Inhabitants of tropical rainforests will feel the consequences of climate change the keenest.
Without the resources to move or adapt, they will face life-changing difficulties. Yet by giving people a helping hand so they can continue to live and thrive in the forest, we might just avert disaster for all of us.
The communities that Cool Earth work with rely on the forest for food, culture and their livelihoods. Ask anyone in the rainforest for a story passed down the generations and they will tell you about respect for trees, and how the rainforest will provide for them. The Myth of the Bear is an example of one such story, from Cool Earth’s Asháninka partnership.
But, worryingly, more and more of the stories we hear from the rainforest reflect a change. Repeatedly we are told the weather is worsening, seasons are changing, and gardens are not growing as they did before. Those who live in rainforests have little historical responsibility for carbon emissions and climate change. Yet their lives are already aligning with the negative effects of increased carbon in the atmosphere.
Scientists are warning that the Amazon rainforest is drying out. As CO2 levels rise, forests evaporate less moisture into the air, resulting in fewer clouds forming above the trees. There is concern that drier forests and less rainfall will have an impact on biodiversity, freshwater availability and reliable food supplies for low-income forest communities.

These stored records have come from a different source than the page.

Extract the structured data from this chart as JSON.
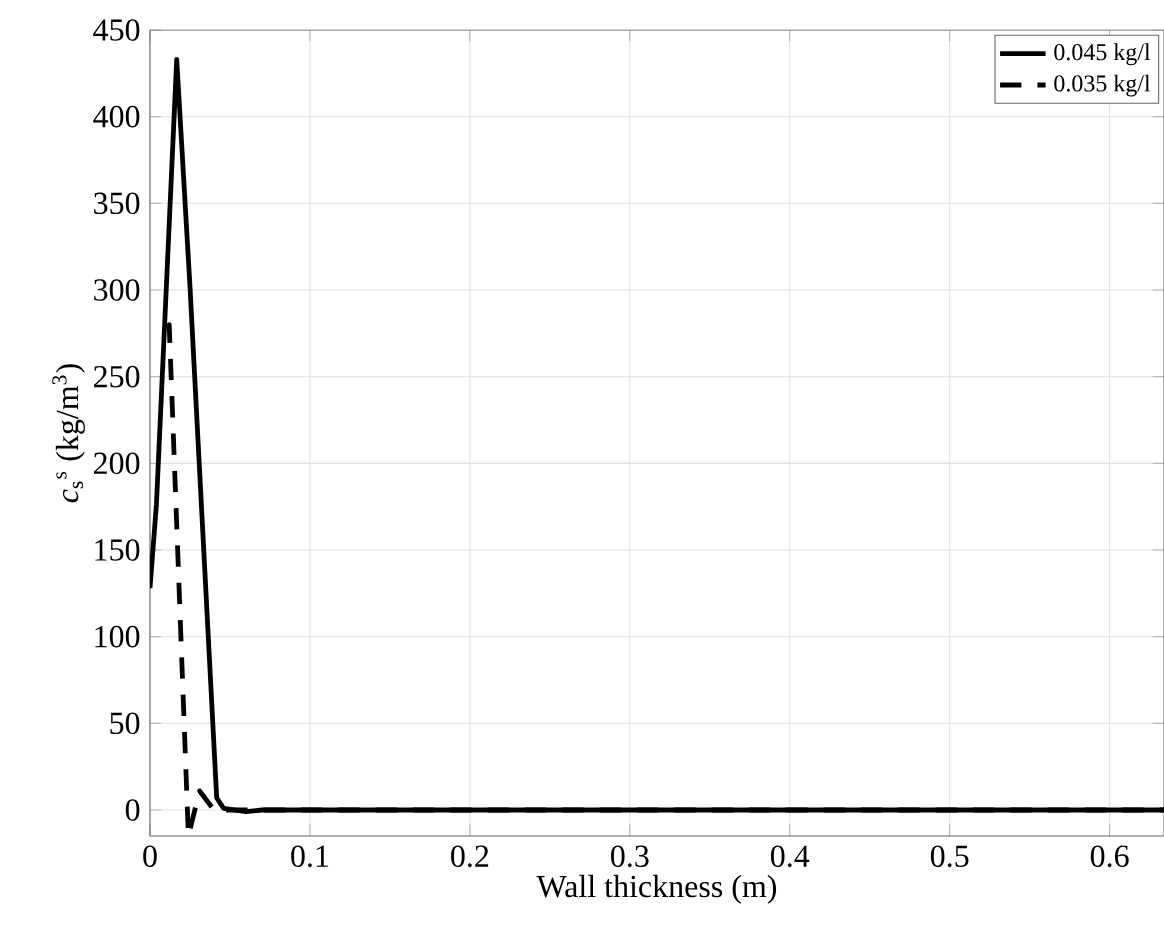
{
  "chart_data": {
    "type": "line",
    "xlabel": "Wall thickness (m)",
    "ylabel": "*c*$_{s}$$^{s}$ (kg/m$^{3}$)",
    "xlim": [
      0,
      0.634
    ],
    "ylim": [
      -15,
      450
    ],
    "xticks": [
      0,
      0.1,
      0.2,
      0.3,
      0.4,
      0.5,
      0.6
    ],
    "yticks": [
      0,
      50,
      100,
      150,
      200,
      250,
      300,
      350,
      400,
      450
    ],
    "grid": true,
    "legend": "top right",
    "series": [
      {
        "name": "0.045 kg/l",
        "color": "#000000",
        "line_style": "solid",
        "x": [
          0,
          0.004,
          0.0167,
          0.025,
          0.0417,
          0.046,
          0.06,
          0.07,
          0.1,
          0.2,
          0.3,
          0.4,
          0.5,
          0.6,
          0.634
        ],
        "values": [
          128,
          176,
          433,
          302,
          7,
          1,
          -1,
          0,
          0,
          0,
          0,
          0,
          0,
          0,
          0
        ]
      },
      {
        "name": "0.035 kg/l",
        "color": "#000000",
        "line_style": "dashed",
        "x": [
          0.0104,
          0.012,
          0.024,
          0.031,
          0.04,
          0.05,
          0.1,
          0.2,
          0.3,
          0.4,
          0.5,
          0.6,
          0.634
        ],
        "values": [
          279,
          280,
          -15,
          11,
          0,
          0,
          0,
          0,
          0,
          0,
          0,
          0,
          0
        ]
      }
    ]
  }
}
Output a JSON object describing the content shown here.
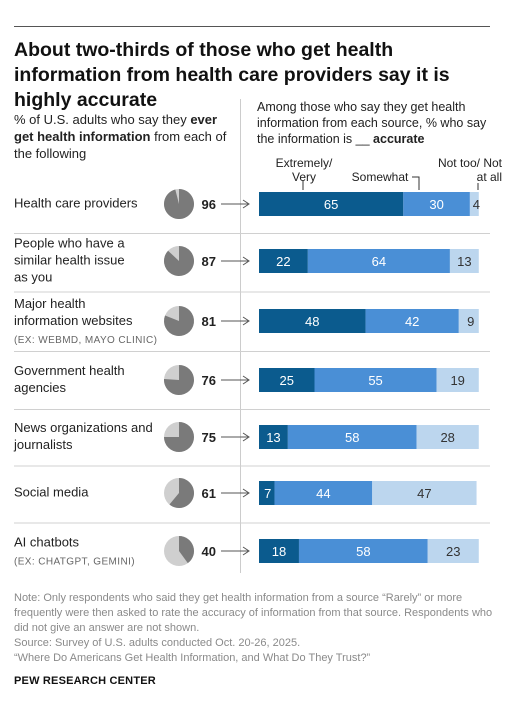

By keeping their forest standing, Cool Earth’s partners in Milne Bay are insuring against severe weather. Here, mangroves provide unrivalled natural coastal defences, growing in the intertidal zones where rainforest meets the sea. And a new study had found that mangroves may store more carbon than we thought.
If every one of the 50 million inhabitants of the rainforest was given a helping hand to defend their forest, we’d all be insured against climate change.